The tunnel lengths of the long tunnel groups were significantly longer than the short tunnel groups. The total and anterior corneal surgically induced astigmatism of the superior long group was significantly higher than the other groups. Posterior corneal surgically induced astigmatism was similar. The postoperative total and anterior corneal astigmatism values of the superior long group was significantly higher than the other groups. No difference was observed for mean change in corneal astigmatism between the groups.
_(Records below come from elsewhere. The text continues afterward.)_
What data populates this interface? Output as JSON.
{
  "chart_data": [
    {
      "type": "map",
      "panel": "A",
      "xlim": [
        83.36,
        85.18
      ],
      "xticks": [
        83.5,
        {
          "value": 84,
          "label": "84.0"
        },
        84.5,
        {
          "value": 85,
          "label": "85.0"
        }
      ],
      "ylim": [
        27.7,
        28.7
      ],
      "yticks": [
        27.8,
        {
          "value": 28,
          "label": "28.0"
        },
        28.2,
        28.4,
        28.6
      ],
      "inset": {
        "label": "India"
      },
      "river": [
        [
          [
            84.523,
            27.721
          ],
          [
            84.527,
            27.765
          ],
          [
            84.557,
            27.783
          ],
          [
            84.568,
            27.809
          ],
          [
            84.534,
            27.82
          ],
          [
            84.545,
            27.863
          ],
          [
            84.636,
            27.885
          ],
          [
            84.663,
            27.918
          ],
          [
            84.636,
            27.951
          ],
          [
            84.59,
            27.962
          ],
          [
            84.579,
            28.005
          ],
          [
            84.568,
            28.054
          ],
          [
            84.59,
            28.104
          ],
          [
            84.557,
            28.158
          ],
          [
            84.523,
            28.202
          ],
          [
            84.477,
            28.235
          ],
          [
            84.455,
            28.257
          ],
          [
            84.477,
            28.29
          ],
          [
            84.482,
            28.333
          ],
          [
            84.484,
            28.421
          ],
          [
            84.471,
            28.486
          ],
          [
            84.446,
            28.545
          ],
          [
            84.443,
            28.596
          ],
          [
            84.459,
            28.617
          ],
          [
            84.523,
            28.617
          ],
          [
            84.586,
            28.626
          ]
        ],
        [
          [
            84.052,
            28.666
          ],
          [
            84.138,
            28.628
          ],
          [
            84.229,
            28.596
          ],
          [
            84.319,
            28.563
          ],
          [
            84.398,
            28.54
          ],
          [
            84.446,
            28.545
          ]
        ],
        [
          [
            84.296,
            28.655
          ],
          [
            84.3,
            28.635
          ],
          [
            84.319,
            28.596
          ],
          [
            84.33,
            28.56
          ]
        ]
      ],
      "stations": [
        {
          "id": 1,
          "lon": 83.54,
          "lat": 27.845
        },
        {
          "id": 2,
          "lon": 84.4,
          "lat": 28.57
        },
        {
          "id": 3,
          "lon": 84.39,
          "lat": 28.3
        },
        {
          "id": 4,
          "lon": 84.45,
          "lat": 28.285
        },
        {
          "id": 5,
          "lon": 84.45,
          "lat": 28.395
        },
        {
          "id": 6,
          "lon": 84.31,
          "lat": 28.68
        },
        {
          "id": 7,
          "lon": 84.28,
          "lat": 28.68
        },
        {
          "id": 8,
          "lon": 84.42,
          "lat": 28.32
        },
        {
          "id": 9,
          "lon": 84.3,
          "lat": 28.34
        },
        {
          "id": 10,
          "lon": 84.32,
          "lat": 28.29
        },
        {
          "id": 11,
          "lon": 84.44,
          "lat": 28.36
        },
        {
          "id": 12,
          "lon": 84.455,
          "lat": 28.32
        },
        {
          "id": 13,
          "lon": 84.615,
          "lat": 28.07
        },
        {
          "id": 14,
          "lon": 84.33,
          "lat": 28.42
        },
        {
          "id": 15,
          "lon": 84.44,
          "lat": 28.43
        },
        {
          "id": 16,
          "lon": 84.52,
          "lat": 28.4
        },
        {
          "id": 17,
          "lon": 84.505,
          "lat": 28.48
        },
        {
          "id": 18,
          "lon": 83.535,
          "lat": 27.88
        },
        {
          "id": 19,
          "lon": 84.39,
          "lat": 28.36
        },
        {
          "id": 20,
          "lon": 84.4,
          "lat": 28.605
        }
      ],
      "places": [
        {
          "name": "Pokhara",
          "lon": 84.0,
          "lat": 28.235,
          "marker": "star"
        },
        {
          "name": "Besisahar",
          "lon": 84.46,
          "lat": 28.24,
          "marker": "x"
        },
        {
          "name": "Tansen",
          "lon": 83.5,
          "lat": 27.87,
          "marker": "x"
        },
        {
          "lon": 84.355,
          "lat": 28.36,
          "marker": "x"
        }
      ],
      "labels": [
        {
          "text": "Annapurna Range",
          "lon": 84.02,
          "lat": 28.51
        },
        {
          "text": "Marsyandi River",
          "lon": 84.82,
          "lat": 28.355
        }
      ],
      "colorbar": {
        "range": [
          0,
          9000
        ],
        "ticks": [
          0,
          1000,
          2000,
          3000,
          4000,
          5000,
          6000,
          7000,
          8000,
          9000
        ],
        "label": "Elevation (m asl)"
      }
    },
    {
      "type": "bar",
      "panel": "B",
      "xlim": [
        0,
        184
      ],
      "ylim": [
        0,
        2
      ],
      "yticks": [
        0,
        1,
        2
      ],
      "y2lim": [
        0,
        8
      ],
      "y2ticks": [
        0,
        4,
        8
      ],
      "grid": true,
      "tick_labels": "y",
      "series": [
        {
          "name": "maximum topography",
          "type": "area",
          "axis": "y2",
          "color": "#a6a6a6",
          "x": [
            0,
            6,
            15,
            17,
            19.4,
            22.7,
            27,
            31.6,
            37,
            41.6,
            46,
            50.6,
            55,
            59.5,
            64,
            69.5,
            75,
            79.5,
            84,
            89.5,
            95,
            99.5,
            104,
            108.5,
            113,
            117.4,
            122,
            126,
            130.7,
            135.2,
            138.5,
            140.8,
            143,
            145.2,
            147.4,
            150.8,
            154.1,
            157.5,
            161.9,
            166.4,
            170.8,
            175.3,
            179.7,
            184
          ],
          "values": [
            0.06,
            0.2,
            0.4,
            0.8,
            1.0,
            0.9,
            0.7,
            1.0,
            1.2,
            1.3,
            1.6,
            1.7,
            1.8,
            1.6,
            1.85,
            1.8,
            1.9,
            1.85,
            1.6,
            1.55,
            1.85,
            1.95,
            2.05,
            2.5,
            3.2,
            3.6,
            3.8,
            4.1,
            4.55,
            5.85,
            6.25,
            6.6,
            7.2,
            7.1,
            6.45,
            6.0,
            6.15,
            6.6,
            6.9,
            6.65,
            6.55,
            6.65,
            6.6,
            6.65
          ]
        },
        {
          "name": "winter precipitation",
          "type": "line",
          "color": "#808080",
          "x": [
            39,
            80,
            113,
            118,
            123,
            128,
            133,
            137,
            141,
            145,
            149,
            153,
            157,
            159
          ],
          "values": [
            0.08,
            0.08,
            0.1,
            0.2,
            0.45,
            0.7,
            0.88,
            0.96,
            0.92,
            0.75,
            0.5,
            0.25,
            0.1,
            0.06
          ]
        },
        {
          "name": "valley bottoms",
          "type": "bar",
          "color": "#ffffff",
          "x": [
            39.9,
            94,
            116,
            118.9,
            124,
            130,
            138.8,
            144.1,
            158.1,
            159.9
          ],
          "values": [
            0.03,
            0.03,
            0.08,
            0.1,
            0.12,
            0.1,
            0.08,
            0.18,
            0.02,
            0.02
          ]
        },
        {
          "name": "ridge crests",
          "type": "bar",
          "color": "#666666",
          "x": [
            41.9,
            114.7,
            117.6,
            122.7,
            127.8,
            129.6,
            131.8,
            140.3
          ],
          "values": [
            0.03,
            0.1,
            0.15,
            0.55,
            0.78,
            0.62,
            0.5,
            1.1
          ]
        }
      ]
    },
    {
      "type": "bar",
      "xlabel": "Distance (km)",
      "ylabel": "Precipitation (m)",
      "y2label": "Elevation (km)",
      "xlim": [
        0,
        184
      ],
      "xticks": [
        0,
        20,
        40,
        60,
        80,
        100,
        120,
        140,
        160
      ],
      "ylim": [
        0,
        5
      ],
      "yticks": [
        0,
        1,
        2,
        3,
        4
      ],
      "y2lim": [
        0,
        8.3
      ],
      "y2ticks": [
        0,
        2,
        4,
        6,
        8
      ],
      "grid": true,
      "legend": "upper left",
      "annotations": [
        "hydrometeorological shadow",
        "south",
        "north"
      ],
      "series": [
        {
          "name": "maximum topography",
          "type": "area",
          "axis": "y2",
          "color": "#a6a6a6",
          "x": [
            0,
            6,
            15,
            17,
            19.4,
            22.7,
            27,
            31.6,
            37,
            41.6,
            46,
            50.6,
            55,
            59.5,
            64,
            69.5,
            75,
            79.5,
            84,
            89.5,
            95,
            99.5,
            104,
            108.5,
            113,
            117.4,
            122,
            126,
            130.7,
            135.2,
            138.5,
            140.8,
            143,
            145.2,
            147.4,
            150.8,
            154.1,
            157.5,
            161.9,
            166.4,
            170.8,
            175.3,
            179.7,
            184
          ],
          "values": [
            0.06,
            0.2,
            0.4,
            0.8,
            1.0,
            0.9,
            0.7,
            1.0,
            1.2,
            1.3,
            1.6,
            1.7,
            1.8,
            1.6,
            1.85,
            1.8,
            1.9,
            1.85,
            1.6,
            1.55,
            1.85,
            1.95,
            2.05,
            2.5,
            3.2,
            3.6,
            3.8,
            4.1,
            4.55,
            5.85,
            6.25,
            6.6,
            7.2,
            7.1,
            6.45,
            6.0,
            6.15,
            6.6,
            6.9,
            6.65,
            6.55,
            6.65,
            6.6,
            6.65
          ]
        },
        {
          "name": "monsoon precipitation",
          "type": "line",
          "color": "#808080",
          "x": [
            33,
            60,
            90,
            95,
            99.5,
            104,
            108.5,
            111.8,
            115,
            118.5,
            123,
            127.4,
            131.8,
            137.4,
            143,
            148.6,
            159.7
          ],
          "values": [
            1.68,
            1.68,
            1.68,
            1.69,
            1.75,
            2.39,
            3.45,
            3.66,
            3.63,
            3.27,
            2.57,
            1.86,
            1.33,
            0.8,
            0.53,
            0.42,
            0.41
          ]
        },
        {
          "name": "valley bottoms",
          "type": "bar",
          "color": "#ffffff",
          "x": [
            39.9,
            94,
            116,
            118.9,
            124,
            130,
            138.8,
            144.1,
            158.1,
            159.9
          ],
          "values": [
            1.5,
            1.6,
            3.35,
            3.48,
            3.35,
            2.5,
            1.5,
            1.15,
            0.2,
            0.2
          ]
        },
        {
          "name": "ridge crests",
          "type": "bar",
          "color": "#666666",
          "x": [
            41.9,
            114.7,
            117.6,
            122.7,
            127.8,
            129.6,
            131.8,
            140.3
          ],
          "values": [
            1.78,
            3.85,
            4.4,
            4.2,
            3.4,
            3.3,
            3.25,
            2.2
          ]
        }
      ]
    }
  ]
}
The tunnel length of a clear corneal incision is a significant determinant of surgically induced astigmatism for superior placed corneal incisions. Therefore, for superiorly positioned clear corneal incision, the incision should be rectangular with a shorter tunnel to keep the surgically induced astigmatism to a minimum. For squarer-shaped clear corneal incision, limbal-temporal incisions may be performed for astigmatic neutrality.
本研究旨在评估相同大小的透明角膜超声乳化切口隧道长度的变化对手术源性散光和角膜散光产生的影响。
回顾性分析了126例白内障患者,这些患者根据透明角膜切口的位置和隧道长度分为四个研究组(上方长隧道组、上方短隧道组、颞侧长隧道组、颞侧短隧道组)。在短隧道组中,使用2.8毫米角膜刀,其移动方向与虹膜表面平行,而在长隧道组中,相同的角膜刀在角膜基质中推进,直到达到角膜刀上的标记。使用角膜地形图测量手术源性散光和角膜散光。通过眼前节光学相干断层扫描确定隧道长度。
长隧道组的隧道长度明显长于短隧道组。上方长隧道组的总手术源性散光和前角膜手术源性散光明显高于其他组。后角膜手术源性散光相似。上方长隧道组术后的总角膜散光值和前角膜散光值明显高于其他组。各组之间角膜散光的平均变化没有差异。
透明角膜切口的隧道长度是上方角膜切口手术源性散光的重要决定因素。因此,对于上方位置的透明角膜切口,切口应呈矩形且隧道较短,以将手术源性散光降至最低。对于方形透明角膜切口,可进行角膜缘颞侧切口以实现散光中和。